I applied to two private schools that came heavily recommended by people I trust. I visited the schools, my kids visited the schools. Both were wonderfully progressive, wonderfully diverse. And my children felt like they fit. And so did I.

But money makes the world go ’round. And although the children were admitted, they couldn’t meet our financial need (who doesn’t need aid for a $20K per year per child school?). So we can’t go. I could take a chance on another public school that I don’t know, take my kids to a neighborhood they don’t know, entrust them to new people I don’t know. I could move them to another community. But my hubby works here. And I am more comfortable with the problems I do know than with the problems I don’t know. Even though those problems are soooo deep. But I’ll keep them here.

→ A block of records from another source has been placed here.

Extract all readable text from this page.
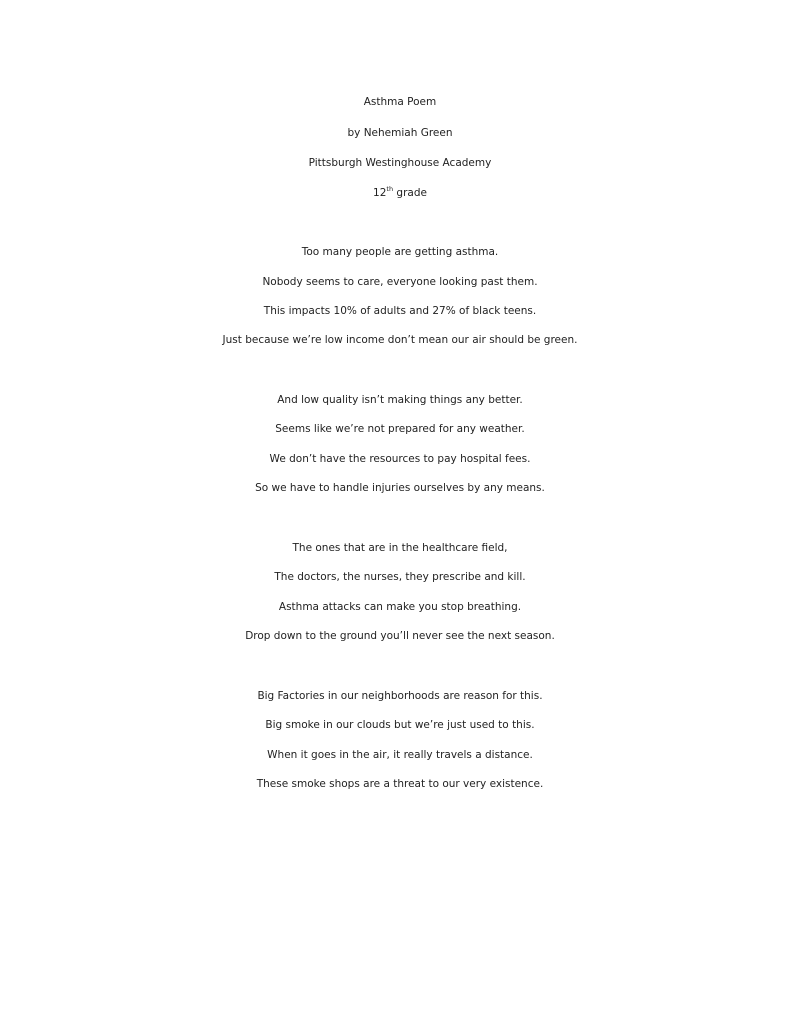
Asthma Poem
by Nehemiah Green
Pittsburgh Westinghouse Academy
12th grade
Too many people are getting asthma.
Nobody seems to care, everyone looking past them.
This impacts 10% of adults and 27% of black teens.
Just because we’re low income don’t mean our air should be green.
And low quality isn’t making things any better.
Seems like we’re not prepared for any weather.
We don’t have the resources to pay hospital fees.
So we have to handle injuries ourselves by any means.
The ones that are in the healthcare field,
The doctors, the nurses, they prescribe and kill.
Asthma attacks can make you stop breathing.
Drop down to the ground you’ll never see the next season.
Big Factories in our neighborhoods are reason for this.
Big smoke in our clouds but we’re just used to this.
When it goes in the air, it really travels a distance.
These smoke shops are a threat to our very existence.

I was so angry when I got the news. And I was sad. I cried and cried. I worry about keeping my kids here, in Palo Alto. I worry about their self-concept. I worry that they will feel lack in who they are. I worry about their racial isolation in their classrooms. I worry about all the issues I’ve encountered over the last three years. I worry that, in addition to me fighting the teachers to treat them fairly, I also have to fight the stigma and stereotypes of being black in this predominately white, affluent community.

So I’ve decided, that when we move off campus into another place in Palo Alto (as long as we can stay here, we can keep them in their school), our home will be all black. Every book. Every poster. I will surround them with blackness. Talk about blackness. Have them understand the beauty that is blackness.

I can’t wait to have pictures of scientists and sports heroes and heads of state on my walls. I can’t wait to decorate with campus maps of all the places their parents attended school – Penn, Stanford, and Morehouse. I can’t wait to attempt, even artificially, to bring the wonderfulness I experienced as a black girl in a black working class community. Everyone black. Everything black. Black good. Black bad. Black Everything.

Of course I can’t guarantee that this will work. I can’t guarantee that they will develop as strong a sense of a racialized self as I have. They’ll still be the “only ones.” But I will try. I won’t stop trying. If you don’t know, now you know.